There’s an old hackberry tree, maybe seventy feet tall, at the front of the house. Do we say “hackberry tree?” We don’t say “oak tree.” “Oak” suffices. There’s an old hackberry at the front of the house, stage right of the entrance. Perhaps I should say house left. The living room windows provide a view of its trunk and lower branches.
Molly came in and out of the office, whining, offering little yips, telling me she wanted to go outside. These cold winter days we’re pretty regular about when we dash out together so she can squat or hunch-up in the snow as the eliminatory spirit moves her, and I might have known that this was something else. Still, when she’s in guard-dog mode, scaring away the fearsome ungulates, barring the sciuridae and the leporidae from the doors, she barks — loud, fearless and fearsome, other-directed barks. This was definitely a “let me outside please” imprecation, whined with some urgency.
When I opened the front door she dashed toward the hackberry and while she danced around the base of the tree there was the scurrying and scratching sound of a raccoon climbing. I called her back. Mirabilis dictu, she came. After only four years I’ve learned enough of her language to issue simple commands that she is willing to obey. On a branch about twelve feet off the ground I saw the silhouette of what might have been a large — a very large — cat. Except for how pointy was the nose….
Molly and I went back inside. I fetched a powerful flashlight and we went upstairs. Molly didn’t need the visual aid, of course, but I enjoyed looking at the illuminated beast, his faced smudged like an American football player who thinks he can reduce glare by smearing carbon on his cheeks, his claws ideally adapted for climbing trees, opening garbage cans, ripping open plastic bags. He climbed higher in the tree. We watched him for a while, then I went to the kitchen and prepared an offering of salami and cheese which I placed at the base of the tree while offering my humble prayer that the god of garbage cans would not again scatter our trash while we slept.
The offering was accepted, but the wish wasn’t granted.

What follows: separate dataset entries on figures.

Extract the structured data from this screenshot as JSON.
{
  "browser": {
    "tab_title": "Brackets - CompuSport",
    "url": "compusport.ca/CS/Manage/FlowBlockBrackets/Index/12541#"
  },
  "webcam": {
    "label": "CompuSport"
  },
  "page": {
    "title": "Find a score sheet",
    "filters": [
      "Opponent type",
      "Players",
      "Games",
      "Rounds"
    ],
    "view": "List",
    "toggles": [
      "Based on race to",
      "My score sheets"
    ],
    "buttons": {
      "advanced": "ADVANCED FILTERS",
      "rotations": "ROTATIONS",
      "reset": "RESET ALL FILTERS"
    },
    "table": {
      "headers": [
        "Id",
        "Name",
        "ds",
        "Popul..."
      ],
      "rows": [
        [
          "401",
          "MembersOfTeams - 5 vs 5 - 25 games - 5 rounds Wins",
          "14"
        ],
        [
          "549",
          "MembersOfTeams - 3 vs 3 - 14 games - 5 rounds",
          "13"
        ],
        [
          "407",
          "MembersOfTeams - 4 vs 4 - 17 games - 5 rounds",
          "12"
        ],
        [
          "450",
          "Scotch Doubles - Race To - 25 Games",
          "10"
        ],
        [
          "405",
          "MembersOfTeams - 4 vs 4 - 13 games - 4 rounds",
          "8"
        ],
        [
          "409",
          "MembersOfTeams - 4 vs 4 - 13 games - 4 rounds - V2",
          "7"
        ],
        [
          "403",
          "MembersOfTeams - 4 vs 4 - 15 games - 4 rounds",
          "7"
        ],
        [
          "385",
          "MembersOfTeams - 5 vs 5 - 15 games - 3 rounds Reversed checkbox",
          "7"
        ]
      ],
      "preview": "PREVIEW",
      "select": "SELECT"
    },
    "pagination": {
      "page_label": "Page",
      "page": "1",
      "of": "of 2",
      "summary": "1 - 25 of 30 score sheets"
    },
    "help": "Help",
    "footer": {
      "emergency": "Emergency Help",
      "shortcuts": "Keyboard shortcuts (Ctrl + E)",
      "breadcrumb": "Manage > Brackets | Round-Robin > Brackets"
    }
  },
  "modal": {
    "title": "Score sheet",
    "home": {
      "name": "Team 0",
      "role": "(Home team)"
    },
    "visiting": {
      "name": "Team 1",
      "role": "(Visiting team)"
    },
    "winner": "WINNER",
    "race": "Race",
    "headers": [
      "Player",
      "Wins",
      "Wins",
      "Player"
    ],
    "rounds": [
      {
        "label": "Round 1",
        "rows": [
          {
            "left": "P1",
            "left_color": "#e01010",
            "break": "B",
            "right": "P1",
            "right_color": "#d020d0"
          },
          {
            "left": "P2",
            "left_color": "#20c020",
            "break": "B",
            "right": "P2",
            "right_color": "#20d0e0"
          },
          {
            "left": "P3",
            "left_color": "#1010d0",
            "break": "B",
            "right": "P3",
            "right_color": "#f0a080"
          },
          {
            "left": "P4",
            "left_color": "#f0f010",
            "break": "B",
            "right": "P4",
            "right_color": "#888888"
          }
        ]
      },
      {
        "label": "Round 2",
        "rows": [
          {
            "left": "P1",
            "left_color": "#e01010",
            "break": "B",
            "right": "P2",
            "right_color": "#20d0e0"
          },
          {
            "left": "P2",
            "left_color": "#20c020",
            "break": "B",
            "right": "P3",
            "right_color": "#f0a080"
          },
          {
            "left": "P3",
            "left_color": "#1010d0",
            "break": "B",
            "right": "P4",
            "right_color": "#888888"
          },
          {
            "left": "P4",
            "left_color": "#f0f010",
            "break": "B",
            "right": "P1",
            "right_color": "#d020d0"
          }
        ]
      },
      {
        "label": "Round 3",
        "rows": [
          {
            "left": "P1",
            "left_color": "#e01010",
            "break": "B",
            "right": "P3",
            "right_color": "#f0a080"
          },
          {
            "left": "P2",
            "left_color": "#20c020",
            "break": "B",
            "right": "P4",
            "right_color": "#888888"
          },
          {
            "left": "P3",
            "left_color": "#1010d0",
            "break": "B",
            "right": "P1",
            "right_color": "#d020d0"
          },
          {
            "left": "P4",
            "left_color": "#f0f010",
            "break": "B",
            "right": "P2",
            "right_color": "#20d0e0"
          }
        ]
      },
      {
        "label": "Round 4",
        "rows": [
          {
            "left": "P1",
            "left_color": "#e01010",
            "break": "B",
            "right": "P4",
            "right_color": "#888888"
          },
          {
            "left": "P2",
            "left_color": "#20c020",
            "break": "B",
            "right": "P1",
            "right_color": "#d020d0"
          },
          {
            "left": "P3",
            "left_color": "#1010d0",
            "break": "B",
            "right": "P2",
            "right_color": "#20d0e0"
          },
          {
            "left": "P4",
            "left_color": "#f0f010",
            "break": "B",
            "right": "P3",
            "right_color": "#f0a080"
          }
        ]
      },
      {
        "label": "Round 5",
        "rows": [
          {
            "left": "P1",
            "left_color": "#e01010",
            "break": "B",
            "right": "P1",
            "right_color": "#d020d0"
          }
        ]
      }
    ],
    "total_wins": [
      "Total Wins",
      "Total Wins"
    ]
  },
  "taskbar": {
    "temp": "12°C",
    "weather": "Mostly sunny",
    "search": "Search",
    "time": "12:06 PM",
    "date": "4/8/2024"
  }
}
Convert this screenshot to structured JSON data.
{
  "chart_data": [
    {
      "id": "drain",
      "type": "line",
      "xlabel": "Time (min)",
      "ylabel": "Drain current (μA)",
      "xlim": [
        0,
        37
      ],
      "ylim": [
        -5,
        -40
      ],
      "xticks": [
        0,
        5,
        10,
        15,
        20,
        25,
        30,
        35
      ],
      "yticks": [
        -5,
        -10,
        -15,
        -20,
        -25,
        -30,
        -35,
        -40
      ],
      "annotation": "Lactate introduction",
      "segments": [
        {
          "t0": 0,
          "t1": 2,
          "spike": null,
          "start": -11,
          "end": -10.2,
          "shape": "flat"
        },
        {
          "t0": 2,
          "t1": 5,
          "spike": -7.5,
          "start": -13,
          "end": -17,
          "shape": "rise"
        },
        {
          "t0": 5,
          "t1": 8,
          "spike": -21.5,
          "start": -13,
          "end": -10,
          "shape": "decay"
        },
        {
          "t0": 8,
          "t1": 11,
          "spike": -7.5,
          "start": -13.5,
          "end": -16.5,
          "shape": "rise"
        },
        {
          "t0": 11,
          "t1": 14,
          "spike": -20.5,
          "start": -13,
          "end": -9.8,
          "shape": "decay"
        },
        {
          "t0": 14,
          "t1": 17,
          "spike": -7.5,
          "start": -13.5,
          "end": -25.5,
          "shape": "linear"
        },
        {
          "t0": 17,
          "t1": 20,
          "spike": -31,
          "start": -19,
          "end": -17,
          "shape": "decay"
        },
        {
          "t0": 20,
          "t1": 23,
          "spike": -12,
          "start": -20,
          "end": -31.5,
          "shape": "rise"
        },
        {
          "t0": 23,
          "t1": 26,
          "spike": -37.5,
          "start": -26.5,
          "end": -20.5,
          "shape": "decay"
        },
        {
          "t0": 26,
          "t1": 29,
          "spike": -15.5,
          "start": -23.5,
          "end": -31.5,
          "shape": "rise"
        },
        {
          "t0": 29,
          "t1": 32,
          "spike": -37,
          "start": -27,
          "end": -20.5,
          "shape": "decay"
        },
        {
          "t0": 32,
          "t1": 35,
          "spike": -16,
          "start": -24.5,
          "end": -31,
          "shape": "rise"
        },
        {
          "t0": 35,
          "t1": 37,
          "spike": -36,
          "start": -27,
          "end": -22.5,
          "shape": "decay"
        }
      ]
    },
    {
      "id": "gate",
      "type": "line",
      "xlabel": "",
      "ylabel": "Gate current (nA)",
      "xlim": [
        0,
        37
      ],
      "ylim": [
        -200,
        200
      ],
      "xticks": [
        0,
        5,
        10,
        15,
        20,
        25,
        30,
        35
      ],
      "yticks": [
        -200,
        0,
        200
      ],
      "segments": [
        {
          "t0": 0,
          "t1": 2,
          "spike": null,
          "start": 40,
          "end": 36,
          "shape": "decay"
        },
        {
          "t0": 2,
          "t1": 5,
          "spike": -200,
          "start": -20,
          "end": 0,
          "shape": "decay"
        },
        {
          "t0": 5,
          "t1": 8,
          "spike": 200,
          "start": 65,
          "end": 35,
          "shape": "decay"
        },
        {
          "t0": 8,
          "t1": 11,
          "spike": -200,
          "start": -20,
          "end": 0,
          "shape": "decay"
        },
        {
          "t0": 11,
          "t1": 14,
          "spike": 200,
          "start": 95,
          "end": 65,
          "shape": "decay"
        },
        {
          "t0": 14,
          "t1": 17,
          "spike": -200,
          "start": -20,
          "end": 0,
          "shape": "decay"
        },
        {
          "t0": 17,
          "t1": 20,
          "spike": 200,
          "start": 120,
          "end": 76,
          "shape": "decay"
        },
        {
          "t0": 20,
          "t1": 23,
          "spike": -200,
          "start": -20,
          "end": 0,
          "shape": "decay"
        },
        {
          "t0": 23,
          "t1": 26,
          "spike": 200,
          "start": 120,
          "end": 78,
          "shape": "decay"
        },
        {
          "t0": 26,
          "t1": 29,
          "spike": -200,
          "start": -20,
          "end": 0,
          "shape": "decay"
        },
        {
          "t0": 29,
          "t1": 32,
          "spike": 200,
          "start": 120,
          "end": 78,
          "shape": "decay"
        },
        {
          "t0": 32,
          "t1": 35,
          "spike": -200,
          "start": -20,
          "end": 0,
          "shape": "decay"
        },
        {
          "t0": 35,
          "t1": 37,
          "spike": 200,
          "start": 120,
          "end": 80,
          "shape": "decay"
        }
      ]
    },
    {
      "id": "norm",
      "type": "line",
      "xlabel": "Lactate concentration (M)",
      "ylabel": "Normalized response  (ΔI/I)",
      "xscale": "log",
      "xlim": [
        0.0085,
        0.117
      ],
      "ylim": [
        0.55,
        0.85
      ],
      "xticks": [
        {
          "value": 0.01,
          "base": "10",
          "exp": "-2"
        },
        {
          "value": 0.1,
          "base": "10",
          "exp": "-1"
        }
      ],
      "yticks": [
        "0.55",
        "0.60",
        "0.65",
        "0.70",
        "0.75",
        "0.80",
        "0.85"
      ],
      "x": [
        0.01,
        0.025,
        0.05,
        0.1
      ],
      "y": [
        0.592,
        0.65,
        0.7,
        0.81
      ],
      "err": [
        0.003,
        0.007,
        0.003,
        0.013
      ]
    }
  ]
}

There was nothing new in the garbage can since the last time he visited, but ever the optimist he needed to spread the contents and see if there was a morsel remaining that he might have missed earlier in the week. Tonight I’ll place a box trap by the garbage can, bait it with carrots and banana peel and maybe a dab of sturgeon eggs, a slice of salami. Tomorrow I’ll take him to a city park, to a place where there are more garbage cans than he can find on this quiet country road. By the time he finds his way back I’m hoping enough snow and ice will have melted that I can put the garbage can back in the little raccoon proof shed where it belongs.